Alertée à propos du non-respect de la directive européenne relative à la protection des porcs en élevage, la Commission européenne a mené un audit dans les élevages français en juin dernier. Son rapport témoigne de nombreux et sérieux manquements à la réglementation en vigueur.
La coupe de la queue des cochons est une mutilation qui fait souffrir plus de 20 millions de porcelets chaque année en France. Elle est réalisée pour limiter l’impact des blessures que les animaux s’infligent souvent entre eux du fait de mauvaises conditions d’élevage. En effet, 95 % des cochons sont actuellement détenus dans des bâtiments fermés sur un sol en caillebotis, dans des conditions contraires à leurs besoins essentiels. Les nombreux stress et frustrations, liés notamment à l’impossibilité de fouir le sol avec le groin et des conditions environnementales dégradées, sont les principales causes de la caudophagie, trouble du comportement conduisant les cochons à mordre la queue de leurs congénères jusqu’au sang.

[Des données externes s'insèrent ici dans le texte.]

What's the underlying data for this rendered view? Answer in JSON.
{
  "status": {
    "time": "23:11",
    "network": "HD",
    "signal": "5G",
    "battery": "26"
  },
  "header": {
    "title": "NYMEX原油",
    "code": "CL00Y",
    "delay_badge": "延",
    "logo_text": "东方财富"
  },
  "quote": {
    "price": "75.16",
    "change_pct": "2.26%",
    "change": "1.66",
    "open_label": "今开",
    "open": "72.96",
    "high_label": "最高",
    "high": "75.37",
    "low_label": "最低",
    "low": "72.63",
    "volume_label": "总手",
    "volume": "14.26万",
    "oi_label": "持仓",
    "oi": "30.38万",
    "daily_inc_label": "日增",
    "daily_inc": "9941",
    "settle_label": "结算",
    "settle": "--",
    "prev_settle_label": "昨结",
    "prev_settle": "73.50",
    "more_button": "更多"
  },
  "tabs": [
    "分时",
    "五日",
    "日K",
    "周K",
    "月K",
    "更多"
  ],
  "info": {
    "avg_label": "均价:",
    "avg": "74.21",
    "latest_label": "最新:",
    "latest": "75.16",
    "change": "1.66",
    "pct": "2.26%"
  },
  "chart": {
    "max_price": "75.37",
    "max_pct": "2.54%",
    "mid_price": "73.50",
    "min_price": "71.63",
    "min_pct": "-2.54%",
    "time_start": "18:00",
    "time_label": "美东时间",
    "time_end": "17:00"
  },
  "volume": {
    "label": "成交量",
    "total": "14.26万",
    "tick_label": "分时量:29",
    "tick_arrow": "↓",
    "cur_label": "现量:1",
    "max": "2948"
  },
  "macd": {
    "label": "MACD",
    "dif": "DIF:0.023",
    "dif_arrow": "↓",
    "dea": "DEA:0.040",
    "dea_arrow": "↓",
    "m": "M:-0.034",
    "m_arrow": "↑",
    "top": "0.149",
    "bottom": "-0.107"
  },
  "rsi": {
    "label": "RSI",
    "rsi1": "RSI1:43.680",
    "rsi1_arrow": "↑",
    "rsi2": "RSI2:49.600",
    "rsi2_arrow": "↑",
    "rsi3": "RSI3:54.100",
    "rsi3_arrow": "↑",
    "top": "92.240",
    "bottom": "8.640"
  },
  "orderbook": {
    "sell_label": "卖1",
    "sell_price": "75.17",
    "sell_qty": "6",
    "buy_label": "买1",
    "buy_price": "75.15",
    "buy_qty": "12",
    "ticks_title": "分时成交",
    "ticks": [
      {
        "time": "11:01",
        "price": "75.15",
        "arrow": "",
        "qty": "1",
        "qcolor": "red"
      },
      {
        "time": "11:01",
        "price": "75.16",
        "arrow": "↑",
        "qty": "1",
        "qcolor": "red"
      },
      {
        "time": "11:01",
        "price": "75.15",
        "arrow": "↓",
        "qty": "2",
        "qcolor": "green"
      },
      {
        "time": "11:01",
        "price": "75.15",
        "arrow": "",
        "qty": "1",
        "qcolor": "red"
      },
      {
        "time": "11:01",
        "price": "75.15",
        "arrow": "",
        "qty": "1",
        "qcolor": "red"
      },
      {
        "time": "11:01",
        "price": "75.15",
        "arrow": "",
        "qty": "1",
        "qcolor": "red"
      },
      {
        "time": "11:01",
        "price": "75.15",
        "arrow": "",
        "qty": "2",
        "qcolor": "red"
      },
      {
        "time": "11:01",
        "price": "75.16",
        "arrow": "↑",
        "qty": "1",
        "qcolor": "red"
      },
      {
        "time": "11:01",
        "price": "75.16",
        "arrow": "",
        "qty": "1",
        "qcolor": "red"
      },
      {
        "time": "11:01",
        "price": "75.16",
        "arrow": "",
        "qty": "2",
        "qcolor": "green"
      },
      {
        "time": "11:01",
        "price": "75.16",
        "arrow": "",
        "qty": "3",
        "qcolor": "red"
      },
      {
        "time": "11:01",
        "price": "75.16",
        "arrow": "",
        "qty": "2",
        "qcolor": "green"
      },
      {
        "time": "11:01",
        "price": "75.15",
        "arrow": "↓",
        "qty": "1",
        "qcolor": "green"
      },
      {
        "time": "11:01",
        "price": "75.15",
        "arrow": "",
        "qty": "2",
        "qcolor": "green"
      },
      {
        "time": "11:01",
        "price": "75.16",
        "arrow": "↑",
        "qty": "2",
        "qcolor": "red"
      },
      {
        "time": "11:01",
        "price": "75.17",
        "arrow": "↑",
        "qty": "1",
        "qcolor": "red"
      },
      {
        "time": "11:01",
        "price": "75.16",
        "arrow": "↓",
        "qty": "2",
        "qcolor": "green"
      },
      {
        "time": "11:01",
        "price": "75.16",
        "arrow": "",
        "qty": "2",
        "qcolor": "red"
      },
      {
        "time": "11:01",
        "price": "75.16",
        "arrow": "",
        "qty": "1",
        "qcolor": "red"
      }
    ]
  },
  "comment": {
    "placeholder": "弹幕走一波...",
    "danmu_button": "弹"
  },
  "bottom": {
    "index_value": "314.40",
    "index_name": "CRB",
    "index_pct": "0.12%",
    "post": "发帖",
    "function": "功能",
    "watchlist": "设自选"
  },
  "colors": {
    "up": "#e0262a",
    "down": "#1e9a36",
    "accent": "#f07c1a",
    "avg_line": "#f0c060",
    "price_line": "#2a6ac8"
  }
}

Afin de prévenir l’apparition de ce comportement et de ne plus recourir systématiquement à la caudectomie, la réglementation européenne exige notamment que tous les porcs puissent « accéder en permanence à une quantité suffisante de matériaux permettant des activités de recherche et de manipulation suffisantes, tels que la paille, le foin, la sciure de bois, le compost de champignons, la tourbe ou un mélange de ces matériaux, qui ne compromette pas la santé des animaux ».
En France, la queue des porcelets est coupée de manière routinière, sans que toutes les mesures de prévention n’aient été prises, telles que la mise à disposition de matériaux manipulables adaptés ou une bonne maîtrise des conditions environnementales et sanitaires. Cette pratique n’est pas conforme aux exigences réglementaires. Dans son rapport, la Commission européenne déplore en effet que :
- le terme « matériaux manipulables » ait été mal interprété et que les éleveurs français aient recours massivement à l’emploi de chaînes ou d’autres matériaux manipulables d’intérêt marginal à la place d’un enrichissement adapté comme la litière de paille ou autre fourrage ;
- tous les porcs n’aient pas accès à l’eau en permanence dans les élevages ;
- les éleveurs français ne soient pas suffisamment formés et informés sur la bonne application de la directive européenne ;
- les inspections en élevages ne portent pas, à ce jour, sur la bonne application de la directive concernant le milieu de vie des cochons et les matériaux manipulables, ayant pour principale cause une insuffisance de la clarté des instructions pour les inspecteurs lors des contrôles ;
- les contrôles ne soient pas systématiquement effectués de manière inopinée.
En conséquence, le rapport souligne non seulement que la caudectomie en routine est une pratique beaucoup trop fréquente en France, mais aussi qu’elle ne permet pas de prévenir de manière satisfaisante l’apparition de la caudophagie, puisque le taux de blessures constaté à l’abattoir demeure particulièrement élevé.
Par ailleurs, si la Commission européenne salue le plan d’action impulsé conjointement par l’État et l’Interprofession porcine (Inaporc), elle indique qu’il est aujourd’hui très insuffisant pour parvenir rapidement à une mise en conformité des élevages français avec la directive européenne et ainsi limiter drastiquement le recours à la caudectomie.
Une situation fort regrettable et malheureusement confortée par les textes réglementaires qui viennent d’être adoptés à la suite des « mesures du Gouvernement sur le bien-être animal » annoncées en janvier dernier. En effet, l’arrêté ministériel promulgué le 24 février, sans consultation des associations de protection animale, et censé mettre les élevages français en conformité avec la directive européenne, s’avère insuffisamment exigeant en ce qui concerne les matériaux manipulables, en particulier pour les truies reproductrices. Ainsi, pour les truies détenues en cases individuelles ou en petit groupe jusqu’à dix individus, l’arrêté permet aux éleveurs d’utiliser, seule, une chaîne combinée à un morceau de bois tendre, alors que ce type de matériau, qualifié de sous-optimal, ne présente pas toutes les caractéristiques recherchées et devrait toujours être associé à d‘autres matériaux.
Welfarm déplore cette vision à court terme, fortement préjudiciable aux animaux et demande au Gouvernement de faire évoluer globalement le modèle d’élevage porcin vers plus de durabilité, en imposant notamment une mise en conformité avec la réglementation européenne dans les plus brefs délais.